At noon tomorrow at PSINet Stadium, the Army and Navy football teams renew their historic rivalry, meeting for the 101st time. Which means in the days leading up to the big game, these mids at West Point find themselves victims - and instigators - of all manner of pranks and verbal harassment, most, if not all, of it good-natured.
In some ways, the high spirits sur- rounding the game stand in stark contrast to what is produced by the teams on the field. Football at the service academies has fallen on hard times, and the glory days of Heisman Trophy winners Glenn Davis, Doc Blanchard and Pete Dawkins of Army or Joe Bellino and Roger Staubach of Navy, when the academies produced some of the top teams in the country, seem long ago, indeed.
Navy is winless this season at 0-10. Army is 1-9, its lone win over weak sister Tulane. But, as always, a victory by either over its arch rival will take the sting out of a miserable season. The Game, therefore, looms large in the minds of the cadets and midshipmen - and so do the pre-game high jinks.
Just two hours after enduring that unfortunate haircut, Josh Hellwig slips out of his barracks and joins five other midshipmen on a covert operation. Dressed in black and lugging shopping bags, they sprint across the dark parade grounds and creep up to the elegant home of the academy superintendent, Lt. Gen. Daniel W. Christman.
Quickly, Navy blue and gold crepe paper is hung from the porch. Navy balloons are tied to the railings. Rolls of toilet paper thud loudly against the porch roof and trail down over the eaves. (Amazingly, no lights inside click on. Apparently, the superintendent and his family are not just sleeping, but are also heavily anesthetized.)
Finally, the ultimate act of sabotage: wielding screwdrivers, the mids rearrange the signs hanging from the window boxes to say "Go Navy!" and "Beat Army!" In the morning, the academy will awaken and there, out of the mists, the "Supe's" house will come into view, desecrated with Navy colors - at least until the mess is quickly cleaned up. The midshipmen will cackle and boast about the ridiculous ease with which they carried out their night-time operation. The cadets will vow revenge.

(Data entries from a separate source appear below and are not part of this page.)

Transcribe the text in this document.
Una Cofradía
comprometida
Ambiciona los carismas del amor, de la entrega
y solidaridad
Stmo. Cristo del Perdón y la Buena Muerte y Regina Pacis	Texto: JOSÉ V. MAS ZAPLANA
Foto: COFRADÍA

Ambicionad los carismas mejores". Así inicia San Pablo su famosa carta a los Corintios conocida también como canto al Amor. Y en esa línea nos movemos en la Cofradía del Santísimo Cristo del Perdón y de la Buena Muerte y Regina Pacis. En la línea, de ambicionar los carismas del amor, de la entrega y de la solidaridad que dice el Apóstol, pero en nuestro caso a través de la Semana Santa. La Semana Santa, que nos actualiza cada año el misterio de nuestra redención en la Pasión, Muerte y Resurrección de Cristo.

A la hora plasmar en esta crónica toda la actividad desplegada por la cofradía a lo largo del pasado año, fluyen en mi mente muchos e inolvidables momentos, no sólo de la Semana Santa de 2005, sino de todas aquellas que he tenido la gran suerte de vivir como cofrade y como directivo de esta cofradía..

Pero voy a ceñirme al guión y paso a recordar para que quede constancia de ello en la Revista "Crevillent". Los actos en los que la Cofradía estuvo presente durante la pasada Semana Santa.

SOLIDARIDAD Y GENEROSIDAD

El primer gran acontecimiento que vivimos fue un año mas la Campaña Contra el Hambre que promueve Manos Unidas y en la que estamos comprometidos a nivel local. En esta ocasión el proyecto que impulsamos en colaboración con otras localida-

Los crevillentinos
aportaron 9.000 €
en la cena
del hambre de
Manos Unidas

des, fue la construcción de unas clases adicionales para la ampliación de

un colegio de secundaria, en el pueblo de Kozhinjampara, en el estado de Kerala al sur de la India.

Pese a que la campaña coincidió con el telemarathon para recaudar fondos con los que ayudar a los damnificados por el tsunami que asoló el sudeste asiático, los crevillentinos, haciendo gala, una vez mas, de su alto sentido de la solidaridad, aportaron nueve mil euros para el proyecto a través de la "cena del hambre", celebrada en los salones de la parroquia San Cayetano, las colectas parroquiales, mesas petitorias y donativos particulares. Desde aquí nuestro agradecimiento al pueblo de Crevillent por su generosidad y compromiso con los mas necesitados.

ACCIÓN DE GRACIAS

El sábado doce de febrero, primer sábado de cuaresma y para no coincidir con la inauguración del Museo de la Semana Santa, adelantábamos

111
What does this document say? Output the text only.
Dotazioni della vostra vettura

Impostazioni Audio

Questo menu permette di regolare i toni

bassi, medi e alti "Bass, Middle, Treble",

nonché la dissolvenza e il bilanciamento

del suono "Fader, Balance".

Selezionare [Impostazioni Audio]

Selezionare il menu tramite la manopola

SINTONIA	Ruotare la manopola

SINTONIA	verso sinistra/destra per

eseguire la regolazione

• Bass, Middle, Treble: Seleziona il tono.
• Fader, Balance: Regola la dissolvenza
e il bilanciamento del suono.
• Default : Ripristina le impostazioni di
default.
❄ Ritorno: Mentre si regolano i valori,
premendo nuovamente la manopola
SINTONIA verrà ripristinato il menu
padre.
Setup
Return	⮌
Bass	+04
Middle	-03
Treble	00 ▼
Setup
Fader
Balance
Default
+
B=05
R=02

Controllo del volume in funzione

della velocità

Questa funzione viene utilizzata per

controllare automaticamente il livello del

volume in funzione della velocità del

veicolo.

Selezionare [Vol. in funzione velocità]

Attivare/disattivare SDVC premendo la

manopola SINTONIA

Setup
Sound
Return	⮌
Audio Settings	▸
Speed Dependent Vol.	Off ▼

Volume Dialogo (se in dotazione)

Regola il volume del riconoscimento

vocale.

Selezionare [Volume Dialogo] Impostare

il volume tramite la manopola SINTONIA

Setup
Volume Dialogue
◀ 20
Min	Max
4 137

"Bring it on! I`m waiting!" cries Blythe Oraker the next day. Oraker, an ocean engineering major from Bremerton, Wash., is one of three female midshipmen in the exchange program and the de facto ringleader of the raid on the Supe's house. Right now she and Josh Hellwig are wearing their "white works" and standing amid an army of cadets in bdu's inside the mess hall, under a gigantic color mural depicting famous battle scenes throughout history.
"This is actually for going to [phys ed] class," says Hellwig of their baggy, glaring-white uniforms. "We wear it 'cause it's kind of obnoxious. When the guy in the barbershop sees me, he always says, `I'll take two scoops of vanilla.'"
Like the menacing horsemen wielding sabers in the mural directly over their heads, though, Hellwig and Oraker seem more than capable of holding their own in a good scrap.